James Logajan JamesL at Lugoj.Com
Fri Jun 1 01:40:49 CEST 2001


Alex Martelli wrote:
[ Shows that Python complex numbers do not support ">" or "<" but
  do support "<>" and states: ]
> Here, I cannot write x>y, nor x<y, in 2.1 and later.  So, by your
> reasoning, I shouldn't be able to write x<>y either, right?-)

Well, that could also be taken as evidence that someone forgot to implement
default ">" and "<" operations for complex numbers, not that they can't be
ordered. People have been creating default ordering operations, and even
equalities, for sets that aren't universally useful in all applications. For
example, does "A" == "a"? Sometimes it should. Why is "e" < "o"? When I
speak "e" it has a higher frequency than "o", so maybe I want comparisons
based on the lowest spoken harmonic. But instead, the orderings have been
done all wrong for my intended application! So maybe Python should remove
">" and "<" for character strings. Or maybe not.

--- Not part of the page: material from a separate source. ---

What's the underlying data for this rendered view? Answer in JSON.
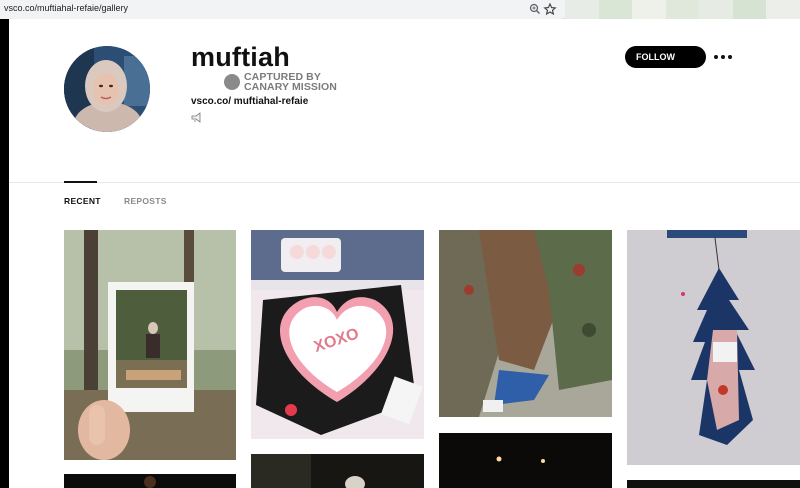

Anyway, one can make some "interesting" justifications for just about any
position. Unfortunately as I've said long ago, bringing out hoary arguments
against "<>" doesn't exactly endorse the horrible usage if "!=". At least
proponents of "<>" can point to some pseudo mathematical justification for
"<>". All the proponents of "!=" can point to for justification is the usage
by syntactically unrelated languages, like "C". May as well start using
pointers, malloc, free, etc. So there! ;-)

Or better yet: just accept that neither "<>" and "!=" should be obsoleted
and let this issue die a deserved death. Somebody should inform Guido.